How to Refine the Perspective of Honduras’ Apparel Hotspot

In the 2021 presidential elections, the Honduran people strongly demonstrated their commitment to democracy, the fight against corruption and a preference for a new era of freedom, justice and economic prosperity. President Xiomara Castro’s historic victory and her commitment to development with equity, economic prosperity and the fight against corruption encourage our country with optimism and hope. This exclusionary juncture laid the foundation for decisively changing the course of the country by marrying our closest allies. Honduras has the prospect of being the forerunner of economic prosperity in the region, especially in the current state of global affairs. As our largest business spouse and host of this week’s Summit of the Americas, the United States can play a key role in this era of national regeneration.

Months ago, our government and personal sector leaders began working with their U. S. counterparts on methods to capitalize on proximity trends brought on by the global supply chain crisis. This initiative has the valid prospect of being a major component of President Castro’s efforts to ensure economic stability and encourage the creation of tasks through investment.

The concept of nearshoring is simple: bringing goods closer to the United States. For example, the port of Cortés, located in northern Honduras, is only 3 days by boat from Houston and 3 hours by plane. The proximity to the United States, a professional workforce, and the strong economic benefits Honduras provides are cause for anger for U. S. corporations investing in Honduras.

By contrast, the elongated chains of clothing and products from customers in China and Asia have collapsed, driven by the global pandemic, emerging transport prices and a shortage of hard work.

These pressures have forced corporations to recalibrate their supply chains outside of Asia and produce more for Honduras and the entire Western Hemisphere through the Dominican Republic-Central America Free Trade Agreement, also known as the U. S. -Central America-Dominican Republic Free Trade Agreement. . (CAFTA-DR), which allows the duty-free import of thousands of products.

Basically, CAFTA-DR guarantees that the closing of the offshoring is mutually favorable for the United States, Honduras and the personnel of either country.
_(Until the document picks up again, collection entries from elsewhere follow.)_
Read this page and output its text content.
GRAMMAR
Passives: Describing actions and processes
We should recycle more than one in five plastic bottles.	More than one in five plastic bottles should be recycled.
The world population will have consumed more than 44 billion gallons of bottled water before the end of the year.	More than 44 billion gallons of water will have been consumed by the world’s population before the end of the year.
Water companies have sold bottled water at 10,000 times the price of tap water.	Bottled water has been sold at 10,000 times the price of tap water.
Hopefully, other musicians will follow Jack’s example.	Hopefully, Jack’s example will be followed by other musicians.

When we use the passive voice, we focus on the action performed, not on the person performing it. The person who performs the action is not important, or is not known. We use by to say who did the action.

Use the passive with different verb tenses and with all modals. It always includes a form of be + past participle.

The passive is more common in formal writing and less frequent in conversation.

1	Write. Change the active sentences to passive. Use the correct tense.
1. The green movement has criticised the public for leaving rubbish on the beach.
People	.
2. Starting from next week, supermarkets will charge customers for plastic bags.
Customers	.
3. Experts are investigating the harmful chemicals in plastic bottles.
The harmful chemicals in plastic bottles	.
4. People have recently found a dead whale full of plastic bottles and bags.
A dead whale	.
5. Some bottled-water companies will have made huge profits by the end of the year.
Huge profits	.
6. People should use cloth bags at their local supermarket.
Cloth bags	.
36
The agreement’s regulations ensure that primary textile and apparel industries will have to use regional and US inputs to take advantage of the tariffs. free access to the US, making sure task creation is symbiotic. Similarly, the agreement enshrines protections for staff in both countries and strengthens their right to operating conditions, unionization and strike action.

For years, Honduras has been a primary exporter of textiles and apparel in the hemisphere due to its proximity to the United States, CAFTA-DR’s origin textile regulations and import benefits, and the power of our workers. Honduras is the 5th largest manufacturer in the global with USD 2. 78 consistent per unit (measured in equivalent to square meters), according to the World Bank.

Honduras is a quick option for the chain of origin. For example, in a matter of days, US cotton harvested through farmers in Texas, a state that has produced 40% of US cotton in recent years, can become a T-shirt through Honduran personnel hired through US companies, generating thousands of jobs in our country. In addition, this finished product can be sold at retail in a store in California in a few days and in a few weeks.

Although it has so far been achieved modestly, nearshoring is already taking hold. Along with Vice President Kamala Harris, President Castro and our personal sector leaders have secured significant investments from several U. S. corporations in recent months. For example, Parkdale Mills and Intradeco Holdings have invested heaps of millions of dollars to expand regional co-production with our textile, yarn and apparel industry, which is one of the most powerful in the region and a convenient domain for initial offshoring. Nearly a billion dollars of investment in textiles and apparel are expected in Central America this year – a historic level.

These recent investments offer an entirely new opportunity for Honduras, whether for global prowess and national prosperity in the textile and apparel production sector, while ensuring that U. S. personnel enjoy the same gains.

Experts say more investments and adjustments in lines to Latin America can be expected as corporations struggle to manage chain problems in Asia.

The convergence of those macrofactors, the election of President Castro, and recent investments through major U. S. corporations have brought a breath of air to the U. S. -Honduran partnership.

President Castro, Vice President Harris, and those forward-thinking U. S. corporations have laid a solid foundation for a generational outreach effort. Everyone expects the leaders of the administration, Congress, and the U. S. personal sector to be able to do so. Program of dissemination and expansion of economic solidarity with other Hondurans.

About the author: Pedro José Barquero Tercero is Secretary of Economic Development of Honduras. Previously, he was President and Executive Director of the Chamber of Commerce and Industries of Cortés, a business organization that brings together the personal sector of the northern region of Honduras.